This post continues [More Splunk: Part 3] Report on remote server activity.
Now that we have Splunk generating reports and turning raw data into useful information, let’s use that information to trigger something to happen automatically such as sending an email alert.
In the prior posts a Splunk Forwarder was gathering information using a shell script and sending the results to the Splunk Receiver. To find those results we used this search string:
It returned data every 60 seconds that looked something like:
2012-11-20 14:34:45-08:00 MySQLCPU=23.2 ApacheCount=1
timechart function of Splunk we extracted the
MySQLCPU field to get its value
23.2 and put that into a graph for easier viewing.
Returning to view that graph every few minutes, hours or days can get tedious if nothing really changes or the data isn’t out of the ordinary. Ideally, Splunk would watch the data and alert us when something is out of the ordinary. That’s where alerts are useful.
For example, the graph above shows the highest spike in activity to be around 45% and we can assume that a spike at 65% would be unusual. We want to know about that before processor usage gets out of control.
Configuring Splunk for email alerts
Before Splunk can send email alerts it needs basic email server settings for outgoing mail (SMTP). Click the Manager link in the upper right corner and then click System Settings. Click on Email alert settings. Enter public or private outgoing mail server settings for Splunk. If using a public mail server such as Gmail then include a user name and password to authenticate to the server and select the option for either SSL or TLS. Be sure to append port number 465 for SSL or 587 for TLS to the mail server name.
In the same settings area Splunk includes some additional basic settings. Modify them as needed or just accept the defaults.
Click the Save button when done.
Refining the search
Next, select Search from the App menu. Let’s refine the search to find only those results that may be out of the ordinary. Our first search found all results for the
MySQLCPU field but now we want to limit its results to anything at 65% or higher. The
where function is our new friend.
hosts="TMI" source="/Applications/splunkforwarder/etc/apps/talkingmoose/bin/counters.sh" | where MySQLCPU >= 65
This takes the result from the Forwarder and pipes it into an operation that returns only values of the
MySQLCPU field that are greater than or equal to “65″. The search results, we hope, are empty. To verify the search is working correctly, change the value temporarily from “65″ to something lower such as “30″ or “40″. The lower values should return multiple results.
On a side note but unrelated to our need, if we wanted an alert for a range of values an
AND operator connecting two statements will limit the results to something between values:
hosts="TMI" source="/Applications/splunkforwarder/etc/apps/talkingmoose/bin/counters.sh" | where MySQLCPU >= 55 AND MySQLCPU <=65
Creating an alert
An alert will evaluate this search as frequently as Splunk receives new data and if it spots any results other than nothing then it can do something automatically.

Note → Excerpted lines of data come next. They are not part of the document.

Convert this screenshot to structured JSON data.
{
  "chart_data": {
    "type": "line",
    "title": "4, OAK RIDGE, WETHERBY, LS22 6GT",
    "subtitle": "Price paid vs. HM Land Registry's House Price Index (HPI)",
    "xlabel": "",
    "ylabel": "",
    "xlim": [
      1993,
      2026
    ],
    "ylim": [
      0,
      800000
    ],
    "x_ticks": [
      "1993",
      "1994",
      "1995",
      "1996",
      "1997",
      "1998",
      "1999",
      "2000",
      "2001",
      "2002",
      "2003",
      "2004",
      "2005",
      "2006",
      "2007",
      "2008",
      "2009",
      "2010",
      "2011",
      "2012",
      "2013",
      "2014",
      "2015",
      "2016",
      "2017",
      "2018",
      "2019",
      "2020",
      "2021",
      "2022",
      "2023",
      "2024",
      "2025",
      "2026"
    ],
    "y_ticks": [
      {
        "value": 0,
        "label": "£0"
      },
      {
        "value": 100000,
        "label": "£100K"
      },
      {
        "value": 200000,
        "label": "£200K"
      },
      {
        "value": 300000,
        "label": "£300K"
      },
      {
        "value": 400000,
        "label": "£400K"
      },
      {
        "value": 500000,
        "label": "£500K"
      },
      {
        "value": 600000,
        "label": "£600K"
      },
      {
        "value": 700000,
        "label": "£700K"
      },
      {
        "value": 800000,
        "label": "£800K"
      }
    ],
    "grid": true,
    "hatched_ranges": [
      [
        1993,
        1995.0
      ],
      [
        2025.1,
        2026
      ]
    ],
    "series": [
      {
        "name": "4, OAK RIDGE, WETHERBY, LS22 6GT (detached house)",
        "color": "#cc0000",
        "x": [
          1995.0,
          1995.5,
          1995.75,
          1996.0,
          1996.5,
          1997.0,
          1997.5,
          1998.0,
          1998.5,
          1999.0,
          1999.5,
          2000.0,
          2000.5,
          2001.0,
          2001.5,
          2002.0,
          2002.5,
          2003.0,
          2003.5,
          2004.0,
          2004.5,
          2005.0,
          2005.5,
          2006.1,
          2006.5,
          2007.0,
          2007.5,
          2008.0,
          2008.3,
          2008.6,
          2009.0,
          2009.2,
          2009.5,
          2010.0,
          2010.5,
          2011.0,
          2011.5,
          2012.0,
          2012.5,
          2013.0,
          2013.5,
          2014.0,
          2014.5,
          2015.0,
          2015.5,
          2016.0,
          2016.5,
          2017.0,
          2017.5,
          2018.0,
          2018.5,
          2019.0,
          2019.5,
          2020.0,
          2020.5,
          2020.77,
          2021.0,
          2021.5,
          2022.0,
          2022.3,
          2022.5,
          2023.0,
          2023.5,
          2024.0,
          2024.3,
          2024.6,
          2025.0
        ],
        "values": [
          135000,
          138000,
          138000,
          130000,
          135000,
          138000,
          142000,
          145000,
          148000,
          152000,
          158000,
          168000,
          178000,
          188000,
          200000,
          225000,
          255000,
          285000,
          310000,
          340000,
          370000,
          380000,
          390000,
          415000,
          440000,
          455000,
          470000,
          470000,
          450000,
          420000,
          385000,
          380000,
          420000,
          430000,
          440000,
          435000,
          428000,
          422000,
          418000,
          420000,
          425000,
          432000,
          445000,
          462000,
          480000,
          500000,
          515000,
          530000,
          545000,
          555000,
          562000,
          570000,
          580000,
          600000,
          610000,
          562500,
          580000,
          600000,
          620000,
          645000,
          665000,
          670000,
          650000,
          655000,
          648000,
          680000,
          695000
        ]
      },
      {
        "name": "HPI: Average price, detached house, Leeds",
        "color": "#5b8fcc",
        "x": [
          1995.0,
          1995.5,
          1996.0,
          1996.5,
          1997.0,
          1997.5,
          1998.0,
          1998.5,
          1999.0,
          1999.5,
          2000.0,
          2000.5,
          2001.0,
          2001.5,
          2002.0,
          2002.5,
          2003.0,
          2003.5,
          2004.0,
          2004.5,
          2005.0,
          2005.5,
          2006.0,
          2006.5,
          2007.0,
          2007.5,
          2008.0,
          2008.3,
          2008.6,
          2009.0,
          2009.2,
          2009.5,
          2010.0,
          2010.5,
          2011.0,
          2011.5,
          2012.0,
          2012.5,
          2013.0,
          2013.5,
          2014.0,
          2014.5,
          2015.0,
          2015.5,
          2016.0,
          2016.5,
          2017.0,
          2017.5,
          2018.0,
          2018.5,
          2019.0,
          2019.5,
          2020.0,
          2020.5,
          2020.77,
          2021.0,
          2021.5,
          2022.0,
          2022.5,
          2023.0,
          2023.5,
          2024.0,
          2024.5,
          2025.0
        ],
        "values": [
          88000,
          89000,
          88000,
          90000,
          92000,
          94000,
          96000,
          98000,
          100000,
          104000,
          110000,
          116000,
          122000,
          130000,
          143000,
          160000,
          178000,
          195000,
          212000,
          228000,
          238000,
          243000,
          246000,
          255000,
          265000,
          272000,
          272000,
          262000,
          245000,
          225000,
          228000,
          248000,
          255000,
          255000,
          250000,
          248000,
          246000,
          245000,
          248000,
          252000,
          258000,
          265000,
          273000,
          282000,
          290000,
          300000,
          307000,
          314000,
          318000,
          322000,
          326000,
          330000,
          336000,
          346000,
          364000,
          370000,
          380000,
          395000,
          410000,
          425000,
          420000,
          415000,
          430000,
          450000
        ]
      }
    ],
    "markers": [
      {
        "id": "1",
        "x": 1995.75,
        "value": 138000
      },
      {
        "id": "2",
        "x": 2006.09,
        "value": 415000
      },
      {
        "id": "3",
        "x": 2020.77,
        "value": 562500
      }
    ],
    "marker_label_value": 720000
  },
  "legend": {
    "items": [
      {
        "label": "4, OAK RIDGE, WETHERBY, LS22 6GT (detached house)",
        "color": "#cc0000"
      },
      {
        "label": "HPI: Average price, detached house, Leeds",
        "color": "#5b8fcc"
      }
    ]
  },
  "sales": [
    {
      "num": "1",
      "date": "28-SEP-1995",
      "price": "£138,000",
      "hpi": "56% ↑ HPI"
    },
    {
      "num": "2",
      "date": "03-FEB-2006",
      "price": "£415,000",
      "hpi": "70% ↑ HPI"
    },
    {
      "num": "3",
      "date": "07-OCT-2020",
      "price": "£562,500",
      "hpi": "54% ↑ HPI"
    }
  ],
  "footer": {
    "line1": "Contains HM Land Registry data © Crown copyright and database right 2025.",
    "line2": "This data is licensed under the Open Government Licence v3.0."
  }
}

With the search results in view (or lack of them), select Alert… from the Create drop down menu in the upper right corner. Name the search “MySQL CPU Usage Over 65%” or something that’s recognizable later. One drawback with Splunk is that it won’t allow renaming the search later. To do that requires editing more
.conf files. Leave the Schedule at its default Trigger in real-time whenever a result matches. Click the Next button.
Enable Send email and enter one or more addresses to receive the alerts. Also, enable Throttling by selecting Suppress for results with the same field value and enter the
MySQLCPU field name. Set the suppression time to five minutes, which is pretty aggressive. Remember, the script on the Forwarder server is sending new values every minute. Without throttling Splunk would send an alert every minute as well. This will allow an administrator to keep some sanity. Click the Next button.

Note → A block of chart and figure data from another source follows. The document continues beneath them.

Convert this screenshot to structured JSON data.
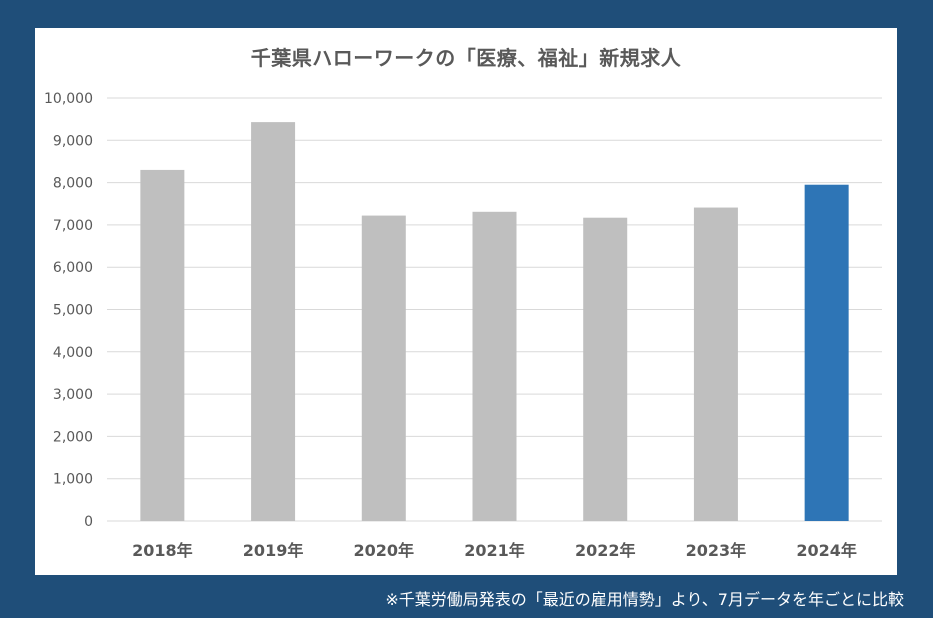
{
  "colors": {
    "background": "#1f4e79",
    "panel": "#ffffff",
    "bar_default": "#bfbfbf",
    "bar_highlight": "#2e75b6",
    "grid": "#d9d9d9",
    "text": "#595959"
  },
  "chart_data": {
    "type": "bar",
    "title": "千葉県ハローワークの「医療、福祉」新規求人",
    "xlabel": "",
    "ylabel": "",
    "categories": [
      "2018年",
      "2019年",
      "2020年",
      "2021年",
      "2022年",
      "2023年",
      "2024年"
    ],
    "values": [
      8300,
      9430,
      7220,
      7310,
      7170,
      7410,
      7950
    ],
    "highlight_index": 6,
    "ylim": [
      0,
      10000
    ],
    "yticks": [
      "0",
      "1,000",
      "2,000",
      "3,000",
      "4,000",
      "5,000",
      "6,000",
      "7,000",
      "8,000",
      "9,000",
      "10,000"
    ],
    "grid": true,
    "legend": "none"
  },
  "footnote": "※千葉労働局発表の「最近の雇用情勢」より、7月データを年ごとに比較"
}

Finally, select whether to keep the alert private or share it with other users on the Splunk system. This only applies to the Enterprise version of Splunk. Click the Finish button.
Splunk is now looking for new data to come from a Forwarder and as it receives that new data it’s going to evaluate it against the saved search. Any result other than no results found will trigger an email.
Note that alerts don’t need to just trigger emails. They can also run scripts. For example, an advanced Splunk search may look for multiple Java processes on a server running a Java-based application. If it found more than 20 spawned processes it could trigger a script to send a
killall command to stop them before they consumed the server’s resources and then issue a start command to the application.